Grandeur et perfection d’un ouvrier trop intelligent pour son époque
Il est dit que Martin Eden est LE chef d’oeuvre de Jack London. Plus puissant que le reste de ses écrits, pourtant nombreux.
Lorsqu’on ouvre le livre, on tombe sur une préface, écrite par un type dont on se fout et qui raconte quelques anecdotes amusantes qui entourent l’oeuvre et son rapport à la réalité. Oui, il est également dit que Martin Eden serait une simili autobiographie raccourcie de Jack London. Vous pourrez lire ces informations, ainsi qu’un résumé de l’histoire dans les autres critiques de ce roman fantastique. Vous pourrez également les lire dans la préface de ce type infâme qui trouve intelligent (comme beaucoup de préfaceurs) de raconter la fin de l’histoire avant même qu’elle ait commencé, comme si l’aura du bouquin n’était rien en comparaison du commentaire égotique de ce type insupportable.

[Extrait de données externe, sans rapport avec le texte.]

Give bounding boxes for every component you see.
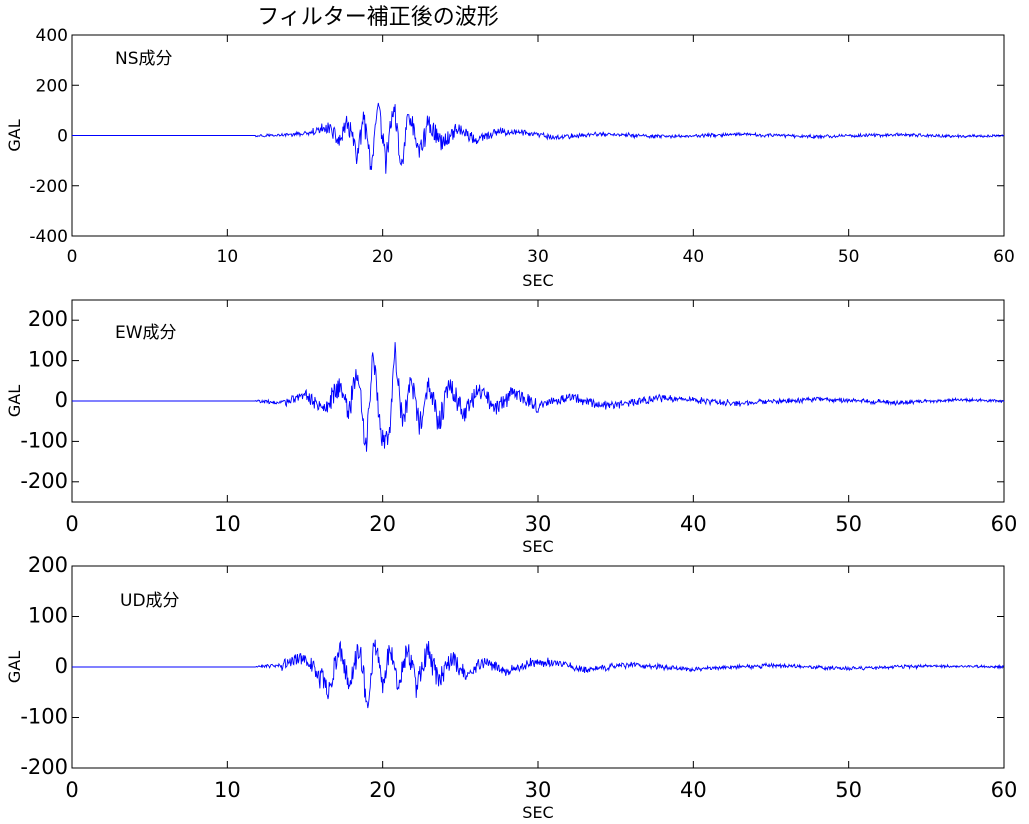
y-tick-label: 100: [28, 348, 68, 372]
x-tick-label: 10: [214, 778, 241, 802]
y-axis-label: GAL: [5, 651, 24, 683]
series-line: [72, 639, 1005, 709]
panel-UD成分: 0 10 20 30 40 50 60 -200 -100 0 100 200 SEC GAL UD成分: [5, 553, 1017, 822]
y-tick-label: -100: [20, 705, 68, 729]
y-tick-label: 400: [36, 26, 68, 46]
x-tick-label: 60: [991, 512, 1018, 536]
x-tick-label: 50: [835, 512, 862, 536]
series-line: [72, 342, 1005, 452]
x-tick-label: 0: [65, 778, 78, 802]
y-tick-label: 200: [28, 307, 68, 331]
y-tick-label: 200: [28, 553, 68, 577]
x-tick-label: 50: [835, 778, 862, 802]
x-tick-label: 20: [369, 778, 396, 802]
x-tick-label: 30: [525, 512, 552, 536]
x-axis-label: SEC: [522, 803, 553, 822]
x-tick-label: 50: [838, 247, 860, 267]
y-tick-label: 0: [55, 654, 68, 678]
panel-NS成分: 0 10 20 30 40 50 60 -400 -200 0 200 400 SEC GAL NS成分: [5, 26, 1015, 290]
y-tick-label: 100: [28, 604, 68, 628]
y-tick-label: 0: [55, 388, 68, 412]
y-tick-label: -100: [20, 428, 68, 452]
x-axis-label: SEC: [522, 271, 553, 290]
x-tick-label: 30: [527, 247, 549, 267]
x-tick-label: 30: [525, 778, 552, 802]
component-label: EW成分: [115, 323, 177, 343]
series-line: [72, 102, 1005, 174]
x-tick-label: 10: [217, 247, 239, 267]
y-tick-label: -200: [20, 755, 68, 779]
component-label: UD成分: [120, 591, 180, 611]
x-tick-label: 10: [214, 512, 241, 536]
y-tick-label: 0: [57, 127, 68, 147]
x-tick-label: 40: [680, 512, 707, 536]
figure-title: フィルター補正後の波形: [257, 5, 499, 30]
x-axis-label: SEC: [522, 537, 553, 556]
y-tick-label: -200: [20, 469, 68, 493]
x-tick-label: 0: [67, 247, 78, 267]
y-axis-label: GAL: [5, 119, 24, 151]
panel-EW成分: 0 10 20 30 40 50 60 -200 -100 0 100 200 SEC GAL EW成分: [5, 299, 1018, 556]
x-tick-label: 20: [369, 512, 396, 536]
y-axis-label: GAL: [5, 385, 24, 417]
y-tick-label: -200: [29, 177, 68, 197]
y-tick-label: -400: [29, 227, 68, 247]
component-label: NS成分: [115, 49, 173, 69]
x-tick-label: 0: [65, 512, 78, 536]
y-tick-label: 200: [36, 76, 68, 96]
x-tick-label: 60: [993, 247, 1015, 267]
x-tick-label: 40: [683, 247, 705, 267]
x-tick-label: 40: [680, 778, 707, 802]
x-tick-label: 60: [991, 778, 1018, 802]
x-tick-label: 20: [372, 247, 394, 267]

Martin Eden est un gros roman (cent quarante mille mots, c’est également dit dans la préface), près de cinq cents pages, extrêmement rempli, chargé d’une galaxie de personnages tous plus crédibles les uns que les autres, d’intrigues plus ou moins importantes, de contenus, de philosophie, de politique, de choses qui font la vie telle qu’elle est, des petites choses, des plus grandes, des positives, des négatives, des entre les deux.
Martin Eden, comme la vie, la grande, celle qu’on pourrait écrire avec un V majuscule si ça pouvait avoir un sens, n’est pas noir ou blanc. Il est l’essence de toutes les nuances qui existent entre ces deux pôles. Il fourmille de détails qui font grouiller les pages sous les yeux du lecteur. Mais loin d’être un amas sans direction, Martin Eden est un monstre qui sait où il va. London distille à la perfection une myriade de thèmes qui lui sont chers. Il part en guerre contre la bourgeoisie, l’individualisme, les journalistes, les critiques, et une palanquée d’auteurs, parmi d’autres choses encore. Mais il fait ça finement, avec précision et un grand sens littéraire.
Parce que oui, Martin Eden est un régal à lire et il se laisse dévorer. Qu’il s’agisse de tirades fleuves sur des systèmes de pensée ou d’organisation, des explications sur le fonctionnement (parfois répétitif mais jamais ennuyeux) du monde de l’édition, ou l’évolution des différents protagonistes, les obstacles qui se dressent sur leur chemin, ou leur simple quotidien, chaque paragraphe est ciselé comme une pièce d’orfèvre.
Ceci, sans rien enlever de la maestria de la construction de l’histoire, qui se déroule simplement, de manière fluide, logique, implacable. Elle se déploie à une vitesse idéale, chaque moment pointant vers un final qui englobe le roman tout entier. Vous n’écrirez probablement jamais quelque chose d’aussi fort. Vous ne lirez pas souvent quelque chose d’aussi génial.
Il y a des moments dans la vie où on se sent clairement dépassé. On sent qu’on n’est pas à la hauteur et on ne peut que s’incliner devant un niveau bien supérieur au notre. Contrairement à Ruth, qui fait partie de ces gens qui n’ont pas conscience de leurs limites, face à Martin Eden, on se sent petit. Ces moments peuvent être rares. Mais lorsqu’ils sont là, lorsqu’on a conscience d’être en présence d’une chose si puissante qu’elle vous laisserait sur le carreau si vous essayiez de la combattre, il n’y a rien d’autre à faire que se laisser porter par la grandeur, celle qu’on pourrait écrire avec un G majuscule si ça ne semblait pas arrogant, la grandeur de ce voyage intemporel et magnifique, la grandeur de ce roman si extraordinaire qu’il reste en nous à la fin de sa lecture, qu’il nous élève, nous rendant, peut-être, un peu meilleur.